Background to the study
Giving employees choices regarding their remuneration packages has become a topical issue in South African organisations (Bussin, 2003). This is in terms of rewards to ensure performance, job satisfaction and retention of the best people with critical skills to make the company successful. Companies want high performing individuals and employees want to be rewarded in line with performance, value add and personal choices. In an ever-changing, fast moving world, where the only real differentiator in business lies in people’s competence, it is of the utmost importance to win the talent war to attract, develop, motivate and retain the best people in the industry (Chiang & Birtch, 2005; Mohlala, 2011). One way of doing this is to design reward strategies to suit individual choice. This research was exploratory and the primary research objective was to determine whether there are any reward preferences amongst generations in the Information and Communication Technology (ICT) sector. Research by Chiang and Birtch (2005) suggests that reward systems in a high technology environment may be different to other sectors. Mohlala (2011) points out that the Information Technology (IT) skills talent pool is shrinking as a result of increasing demands for IT professionals, and rapidly developing technology across industries. This is especially true in a competitive environment where products are quickly copied, and a difficult business climate, fierce rivalry and globalisation prevail (Chiang & Birtch, 2005).
Trends from research literature
The concept of personal differences and personal choice is not new in the remuneration and reward sphere. For example MacGrain Herkenhoff (2002) investigated the role of culture in reward preferences; and Nienaber and Bussin (2009) analysed reward preferences from a personality perspective.
Research objectives
There are conflicting views as to whether employees in the various generations would prefer different rewards.
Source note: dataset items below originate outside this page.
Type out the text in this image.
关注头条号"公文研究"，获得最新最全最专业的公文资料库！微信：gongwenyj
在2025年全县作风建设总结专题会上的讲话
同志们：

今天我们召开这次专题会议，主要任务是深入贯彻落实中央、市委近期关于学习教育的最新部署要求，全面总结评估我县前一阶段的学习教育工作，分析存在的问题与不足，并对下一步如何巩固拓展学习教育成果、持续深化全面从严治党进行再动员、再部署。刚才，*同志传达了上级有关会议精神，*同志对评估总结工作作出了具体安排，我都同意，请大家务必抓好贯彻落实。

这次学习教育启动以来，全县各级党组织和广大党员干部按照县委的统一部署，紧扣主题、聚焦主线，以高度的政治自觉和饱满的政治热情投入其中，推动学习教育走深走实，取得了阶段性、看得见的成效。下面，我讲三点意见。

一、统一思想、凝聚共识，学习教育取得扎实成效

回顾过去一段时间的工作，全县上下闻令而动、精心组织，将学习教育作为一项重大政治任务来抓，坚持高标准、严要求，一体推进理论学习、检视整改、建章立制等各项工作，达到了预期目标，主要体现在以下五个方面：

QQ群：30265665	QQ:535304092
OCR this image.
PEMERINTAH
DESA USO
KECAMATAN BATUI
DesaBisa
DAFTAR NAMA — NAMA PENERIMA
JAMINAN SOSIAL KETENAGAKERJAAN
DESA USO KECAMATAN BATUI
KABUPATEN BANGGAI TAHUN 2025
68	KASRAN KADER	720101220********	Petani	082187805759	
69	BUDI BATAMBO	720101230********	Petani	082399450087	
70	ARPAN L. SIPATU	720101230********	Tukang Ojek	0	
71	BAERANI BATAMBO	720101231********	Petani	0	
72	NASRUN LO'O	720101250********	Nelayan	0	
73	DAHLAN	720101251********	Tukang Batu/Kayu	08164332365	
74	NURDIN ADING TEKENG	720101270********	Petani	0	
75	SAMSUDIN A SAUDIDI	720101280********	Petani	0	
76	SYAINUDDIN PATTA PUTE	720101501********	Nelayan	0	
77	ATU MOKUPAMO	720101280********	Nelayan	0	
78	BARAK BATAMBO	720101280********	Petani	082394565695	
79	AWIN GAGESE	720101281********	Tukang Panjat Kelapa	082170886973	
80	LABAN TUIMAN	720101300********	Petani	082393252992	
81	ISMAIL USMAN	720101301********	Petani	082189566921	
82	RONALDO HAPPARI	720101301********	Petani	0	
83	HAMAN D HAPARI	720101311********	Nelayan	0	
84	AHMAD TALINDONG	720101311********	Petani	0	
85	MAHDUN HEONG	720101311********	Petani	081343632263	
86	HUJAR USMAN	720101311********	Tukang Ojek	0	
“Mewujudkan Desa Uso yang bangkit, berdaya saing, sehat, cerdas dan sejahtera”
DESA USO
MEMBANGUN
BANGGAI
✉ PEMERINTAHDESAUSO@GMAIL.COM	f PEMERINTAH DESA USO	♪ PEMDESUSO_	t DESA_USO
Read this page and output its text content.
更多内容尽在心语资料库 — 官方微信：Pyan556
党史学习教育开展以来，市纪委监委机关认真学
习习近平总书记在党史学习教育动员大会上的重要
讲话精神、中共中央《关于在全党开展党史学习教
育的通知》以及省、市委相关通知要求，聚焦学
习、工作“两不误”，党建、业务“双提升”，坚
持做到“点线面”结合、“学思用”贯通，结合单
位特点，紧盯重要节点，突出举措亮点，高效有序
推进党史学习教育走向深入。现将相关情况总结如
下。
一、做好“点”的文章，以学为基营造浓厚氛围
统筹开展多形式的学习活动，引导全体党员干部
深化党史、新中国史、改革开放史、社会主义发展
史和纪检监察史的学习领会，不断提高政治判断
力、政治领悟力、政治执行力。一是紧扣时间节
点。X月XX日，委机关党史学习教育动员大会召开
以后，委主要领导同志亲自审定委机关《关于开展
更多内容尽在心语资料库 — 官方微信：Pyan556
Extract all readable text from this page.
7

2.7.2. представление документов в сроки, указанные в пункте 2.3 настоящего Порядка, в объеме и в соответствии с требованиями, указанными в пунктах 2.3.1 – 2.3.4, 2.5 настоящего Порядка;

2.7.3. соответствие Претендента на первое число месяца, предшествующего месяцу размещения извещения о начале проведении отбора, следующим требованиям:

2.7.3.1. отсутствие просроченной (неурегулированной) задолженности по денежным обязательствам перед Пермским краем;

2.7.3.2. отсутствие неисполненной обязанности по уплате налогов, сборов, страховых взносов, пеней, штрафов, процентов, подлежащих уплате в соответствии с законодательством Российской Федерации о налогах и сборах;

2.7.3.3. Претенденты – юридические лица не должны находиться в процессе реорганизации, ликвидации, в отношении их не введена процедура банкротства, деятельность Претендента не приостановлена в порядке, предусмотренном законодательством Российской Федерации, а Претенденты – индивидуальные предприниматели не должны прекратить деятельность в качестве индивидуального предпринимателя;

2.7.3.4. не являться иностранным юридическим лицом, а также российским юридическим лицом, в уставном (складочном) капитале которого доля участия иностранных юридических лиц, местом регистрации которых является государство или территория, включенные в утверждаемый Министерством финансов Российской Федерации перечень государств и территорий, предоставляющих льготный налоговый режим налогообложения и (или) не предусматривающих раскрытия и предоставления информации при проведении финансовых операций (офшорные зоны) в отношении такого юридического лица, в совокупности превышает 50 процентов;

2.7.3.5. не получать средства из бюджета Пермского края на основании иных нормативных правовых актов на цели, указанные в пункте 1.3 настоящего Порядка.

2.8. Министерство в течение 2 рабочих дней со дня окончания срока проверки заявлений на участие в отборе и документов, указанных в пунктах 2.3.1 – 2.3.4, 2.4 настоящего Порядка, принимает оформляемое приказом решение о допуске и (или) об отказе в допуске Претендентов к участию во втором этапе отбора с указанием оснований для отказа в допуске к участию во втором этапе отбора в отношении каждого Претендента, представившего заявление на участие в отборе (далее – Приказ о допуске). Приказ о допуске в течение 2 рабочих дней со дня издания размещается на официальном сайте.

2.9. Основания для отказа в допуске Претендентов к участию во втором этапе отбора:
Articles and non-academic books generally go to great lengths explaining the differences between the generations and emphasising that they want different things. Very little empirical research has been carried out to show whether or not this is the case. The objective of this research was to determine whether generations within the ICT sector have different reward preferences. The results are intended to assist companies with their remuneration designs and offerings.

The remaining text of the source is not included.